Informal sector workers eyed as contact tracers, labor inspectors


    WORKERS in the informal sector may be hired as contact tracers as well as labor inspectors if the Department of Labor and Employment (DOLE) is able to revive its emergency employment program amid the coronavirus disease (COVID-19) pandemic.

    In a press briefing, Labor Undersecretary Joji Aragon said the department is  looking to implement an improved Tulong Panghanapbuhay sa Ating Disadvantaged/Displaced Workers (TUPAD) program.

    “The activities under a new TUPAD will be relevant to efforts on how we can defeat COVID-19,” said Aragon.

    Among jobs eyed by DOLE are as contact tracers, data encoders, and occupational safety and health (OSH) inspectors.

    During the earlier phase of the pandemic, DOLE implemented a TUPAD program wherein informal sector workers were hired to engage in disinfection/sanitation activities.

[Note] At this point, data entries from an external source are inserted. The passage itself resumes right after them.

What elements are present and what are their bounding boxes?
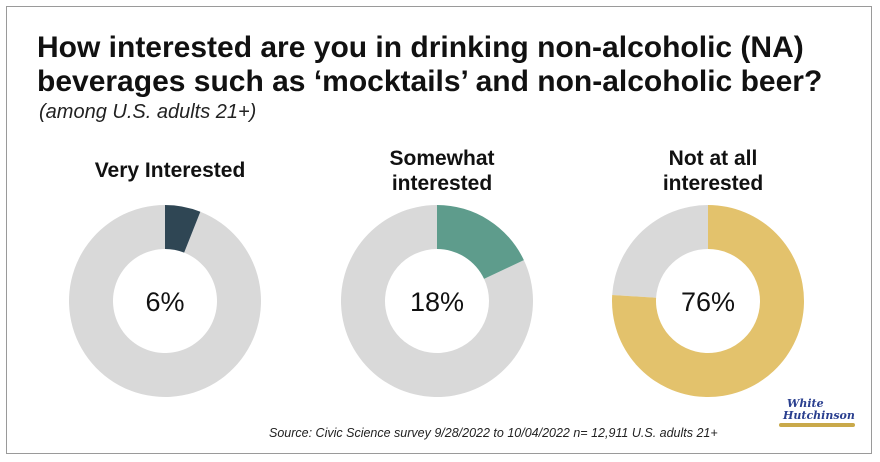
logo-text-line1: White <box>787 397 824 410</box>
donut-label-somewhat-interested: Somewhat interested <box>332 146 552 196</box>
donut-label-line: interested <box>662 172 764 195</box>
donut-segment-very-interested <box>165 205 201 253</box>
logo-swoosh-icon <box>779 423 855 427</box>
donut-value-very-interested: 6% <box>145 287 184 317</box>
donut-remainder-not-at-all-interested <box>612 205 708 298</box>
donut-label-line: interested <box>391 172 493 195</box>
chart-title: How interested are you in drinking non-a… <box>37 31 823 98</box>
donut-remainder-somewhat-interested <box>341 205 533 397</box>
donut-label-line: Very Interested <box>94 159 246 182</box>
donut-value-not-at-all-interested: 76% <box>681 287 735 317</box>
chart-subtitle: (among U.S. adults 21+) <box>39 101 257 123</box>
donut-segment-somewhat-interested <box>437 205 524 279</box>
white-hutchinson-logo: White Hutchinson <box>777 393 857 441</box>
donut-segment-not-at-all-interested <box>612 205 805 397</box>
donut-value-somewhat-interested: 18% <box>410 287 464 317</box>
donut-remainder-very-interested <box>69 205 261 397</box>
donut-label-very-interested: Very Interested <box>60 158 280 183</box>
donut-charts: 6% 18% 76% <box>69 205 805 397</box>
donut-label-line: Not at all <box>668 147 758 170</box>
donut-label-line: Somewhat <box>389 147 495 170</box>
donut-label-not-at-all-interested: Not at all interested <box>603 146 823 196</box>
source-note: Source: Civic Science survey 9/28/2022 t… <box>269 426 718 440</box>
logo-text-line2: Hutchinson <box>783 409 855 422</box>
chart-frame: How interested are you in drinking non-a… <box>6 6 872 454</box>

    Aragon said contact tracers and data encoders can help in identifying COVID-19 patients as well as their close contacts while OSH inspectors can help ensure business establishments are complying with DOLE’s safety guidelines in reopening the economy.

    “We want this (TUPAD) to be more relevant that while we assist and provide relief to informal sector workers, we also want to help in the recovery phase by having more relevant activities,” said Aragon.

    Aragon said the fate of a revived TUPAD depends largely on the passage of the “Bayanihan to Recover as One” (Bayanihan 2) Act.

    “Under Bayanihan 2, we are hopeful that the programs we have proposed will be approved,” Aragon said.

    The Senate on Tuesday passed the measure on third and final reading. Under the Senate version, a P15-billion budget is being proposed for DOLE’s cash-for-work program.